In the Book of Common Prayer, Collect 57, “For Guidance,” asks “that in all our works begun, continued, and ended in you, we may glorify your holy Name.” I am intrigued especially by the challenge to “end our works in God.”  That phrase raises the possibility of faithful and graceful endings.

There are programs that have lived past their usefulness, ideas whose time have come and gone, and practices which serve goals we no longer have.

There are times to stop and to quit—times when doing more actually does harm.

We all know that, even when we’ve tried to bring healing and reconciliation to broken relationships, it’s sometimes that, while we pray God’s love and life’s best for them, there are people with whom we cannot sustain a friendship.    

In his book, The Dip, Seth Godin offers this wise advice:

Quit the wrong stuff.

Stick with the right stuff.

Have the guts to do one or the other (p. 16)

Sometimes, we need the courage to bring something to an end or the humility to acknowledge that it has already ended. 

How might do we make our endings “in God”?

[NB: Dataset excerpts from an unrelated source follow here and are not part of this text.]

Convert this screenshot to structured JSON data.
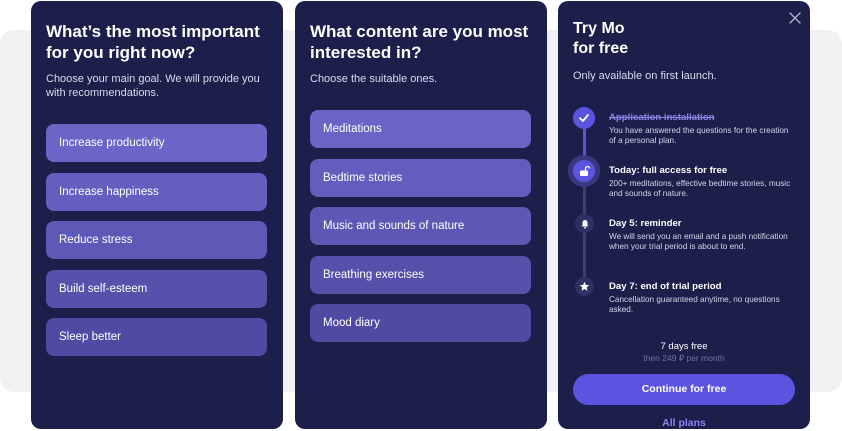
{
  "goal_screen": {
    "title": "What’s the most important for you right now?",
    "subtitle": "Choose your main goal. We will provide you with recommendations.",
    "options": [
      "Increase productivity",
      "Increase happiness",
      "Reduce stress",
      "Build self-esteem",
      "Sleep better"
    ]
  },
  "content_screen": {
    "title": "What content are you most interested in?",
    "subtitle": "Choose the suitable ones.",
    "options": [
      "Meditations",
      "Bedtime stories",
      "Music and sounds of nature",
      "Breathing exercises",
      "Mood diary"
    ]
  },
  "trial_screen": {
    "title_line1": "Try Mo",
    "title_line2": "for free",
    "subtitle": "Only available on first launch.",
    "close_icon": "close-icon",
    "steps": [
      {
        "icon": "check-icon",
        "title": "Application installation",
        "desc": "You have answered the questions for the creation of a personal plan."
      },
      {
        "icon": "unlock-icon",
        "title": "Today: full access for free",
        "desc": "200+ meditations, effective bedtime stories, music and sounds of nature."
      },
      {
        "icon": "bell-icon",
        "title": "Day 5: reminder",
        "desc": "We will send you an email and a push notification when your trial period is about to end."
      },
      {
        "icon": "star-icon",
        "title": "Day 7: end of trial period",
        "desc": "Cancellation guaranteed anytime, no questions asked."
      }
    ],
    "trial_label": "7 days free",
    "price_label": "then 249 ₽ per month",
    "cta_label": "Continue for free",
    "all_plans_label": "All plans"
  },
  "colors": {
    "card_bg": "#1c1f4a",
    "option_bg": "#5a57b2",
    "accent": "#5b54e0",
    "link": "#8a85f0"
  }
}
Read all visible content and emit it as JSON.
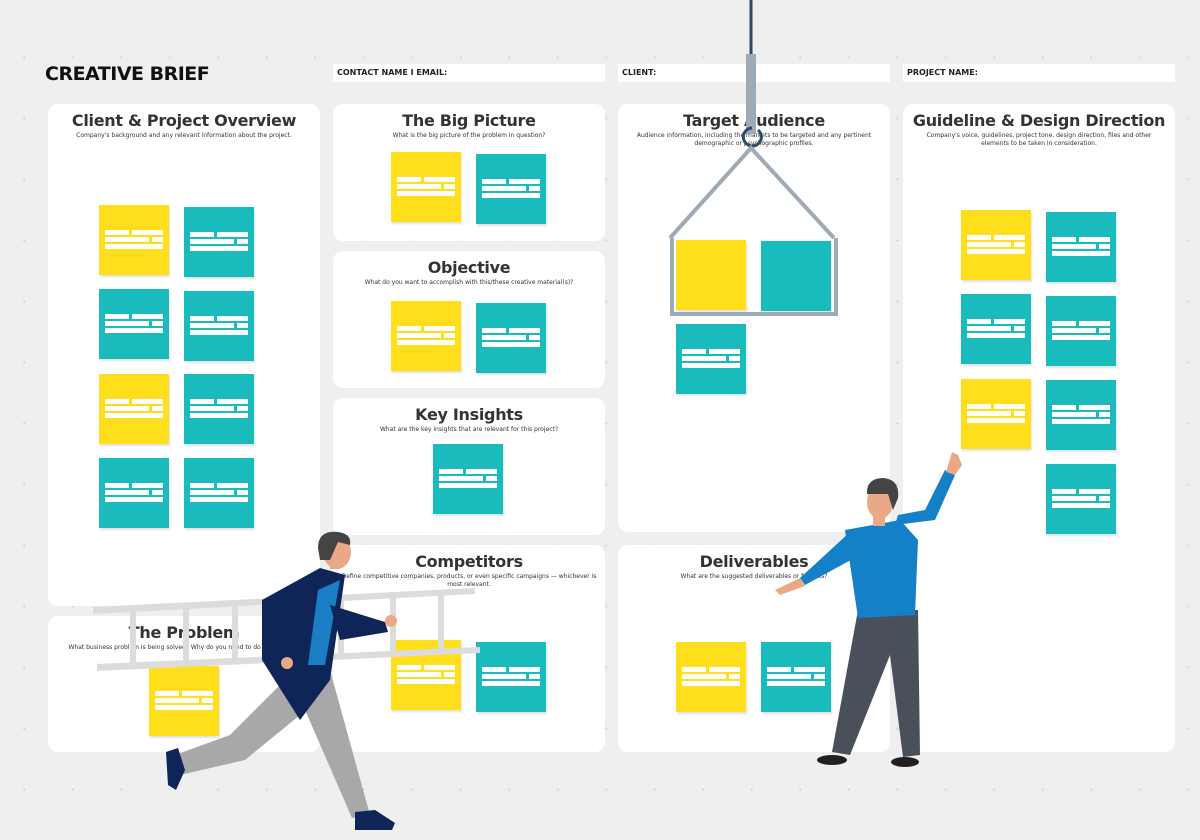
{
  "board": {
    "title": "CREATIVE BRIEF",
    "fields": [
      {
        "label": "CONTACT NAME I EMAIL:"
      },
      {
        "label": "CLIENT:"
      },
      {
        "label": "PROJECT NAME:"
      }
    ]
  },
  "colors": {
    "background": "#efefef",
    "card": "#ffffff",
    "sticky_yellow": "#ffde1b",
    "sticky_teal": "#19bbbd",
    "crane": "#9eabb6",
    "crane_cable": "#2e4a6b"
  },
  "sections": {
    "client_overview": {
      "title": "Client & Project Overview",
      "description": "Company's background and any relevant information about the project.",
      "stickies": [
        "yellow",
        "teal",
        "teal",
        "teal",
        "yellow",
        "teal",
        "teal",
        "teal"
      ]
    },
    "problem": {
      "title": "The Problem",
      "description": "What business problem is being solved? Why do you need to do this project?",
      "stickies": [
        "yellow"
      ]
    },
    "big_picture": {
      "title": "The Big Picture",
      "description": "What is the big picture of the problem in question?",
      "stickies": [
        "yellow",
        "teal"
      ]
    },
    "objective": {
      "title": "Objective",
      "description": "What do you want to accomplish with this/these creative material(s)?",
      "stickies": [
        "yellow",
        "teal"
      ]
    },
    "key_insights": {
      "title": "Key Insights",
      "description": "What are the key insights that are relevant for this project?",
      "stickies": [
        "teal"
      ]
    },
    "competitors": {
      "title": "Competitors",
      "description": "Define competitive companies, products, or even specific campaigns — whichever is most relevant.",
      "stickies": [
        "yellow",
        "teal"
      ]
    },
    "target_audience": {
      "title": "Target Audience",
      "description": "Audience information, including the markets to be targeted and any pertinent demographic or psychographic profiles.",
      "stickies": [
        "yellow",
        "teal",
        "teal"
      ]
    },
    "deliverables": {
      "title": "Deliverables",
      "description": "What are the suggested deliverables or formats?",
      "stickies": [
        "yellow",
        "teal"
      ]
    },
    "guideline": {
      "title": "Guideline & Design Direction",
      "description": "Company's voice, guidelines, project tone, design direction, files and other elements to be taken in consideration.",
      "stickies": [
        "yellow",
        "teal",
        "teal",
        "teal",
        "yellow",
        "teal",
        "teal"
      ]
    }
  },
  "illustrations": [
    {
      "name": "man-carrying-ladder"
    },
    {
      "name": "man-reaching-up"
    },
    {
      "name": "crane-hook-lifting-stickies"
    }
  ]
}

When a practice, program, or idea has served us well, but no longer does, we end with gratitude and we embrace what lies ahead with anticipation.

When something ends, in sum or in part, because of failure on our part, we confess our sins, admit our mistakes, and ask that our failures become our teachers.  When that “something” is a relationship, we pray for the mercy to forgive and the vulnerability to seek forgiveness, even though reconciliation is not now possible. 

 “I am,” Jesus said, “the Alpha and the Omega, the beginning and the end.” We pray and live our endings, like our beginnings, in his name and spirit.